Question

Low spin complex of $d^{6}$-cation in an octahedral field will have the following energy
($\Delta _{0} =$ crystal field splitting energy in an octahedral field, $P =$ Electron pairing energy)

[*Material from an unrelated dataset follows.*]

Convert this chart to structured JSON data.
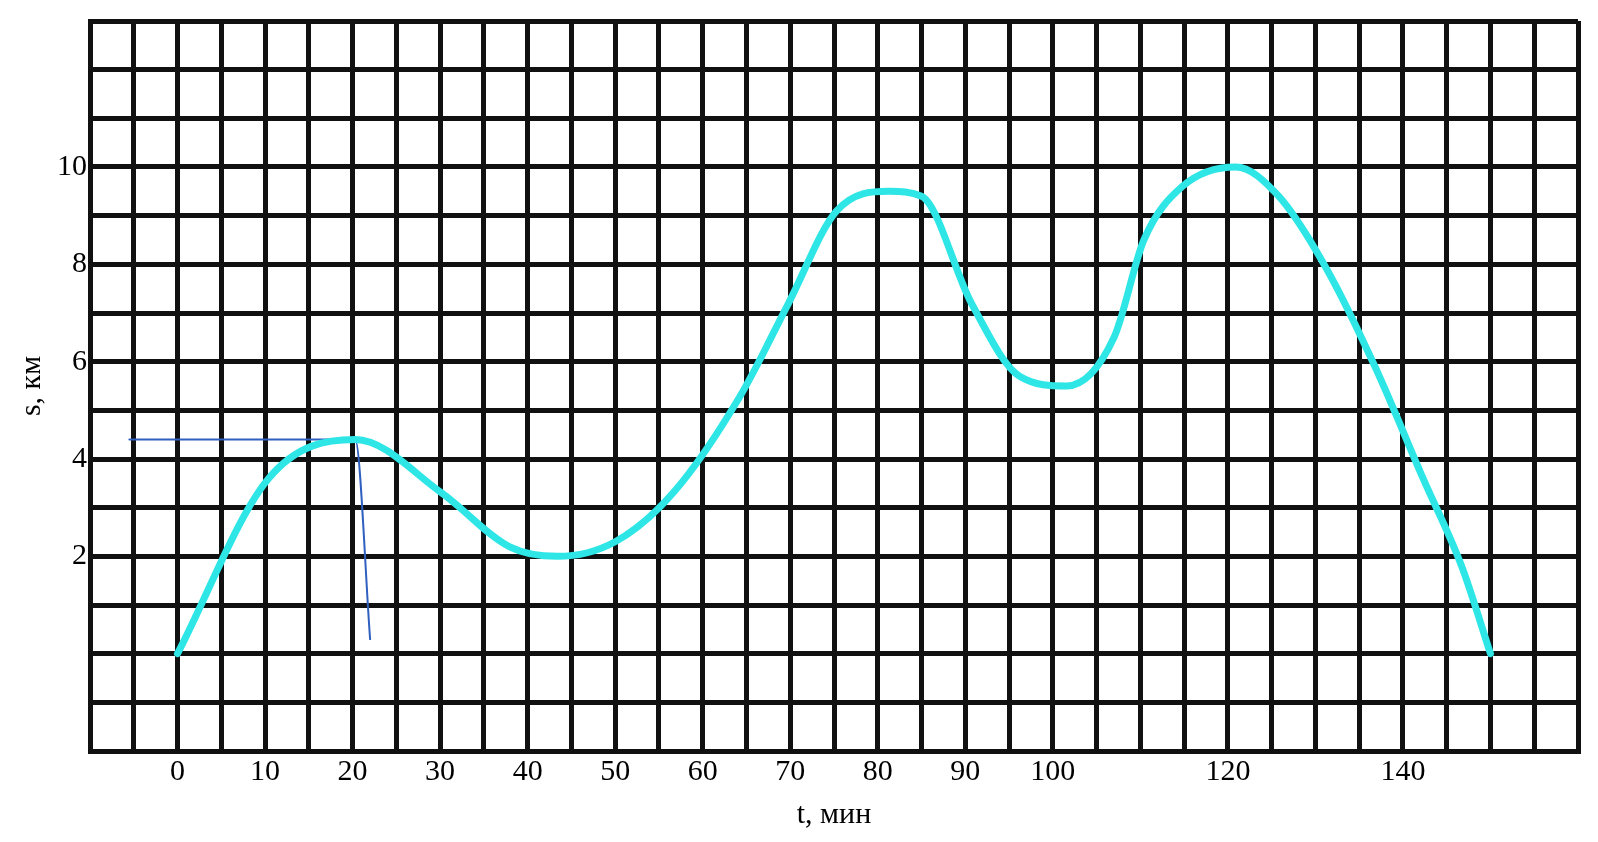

• A. $\frac{-12}{5} \Delta_{0} + P$
• B. $\frac{-12}{5} \Delta_{0} + 3P$
• C. $\frac{-2}{5} \Delta_{0} + 2P$
• D. $\frac{-2}{5} \Delta_{0} + P$

Answer 1

Answer: (B)

$C.F.S.E. = \left(- 0.4x + 0.6y\right) \Delta _{0} + zP$
where, $x =$ number of electrons occupying $t_{2g}$ orbital
$y =$ number of electrons occupying $e_{g}$ orbital
$z =$ number of pairs of electrons For low spin, $d^{6}$ complex electronic configuration
$= t^{6}_{2g} e^{0}_{g}$ or $t^{2,2,2}_{2g} e^{0}_{g}$
$\therefore x =6, y =0, z =3$
$C.F.S.E =\left(-0.4 \times 6 +0 \times0.6\right)\Delta_{0} +3P$
$ = \frac{-12}{5} \Delta_{0} +3P$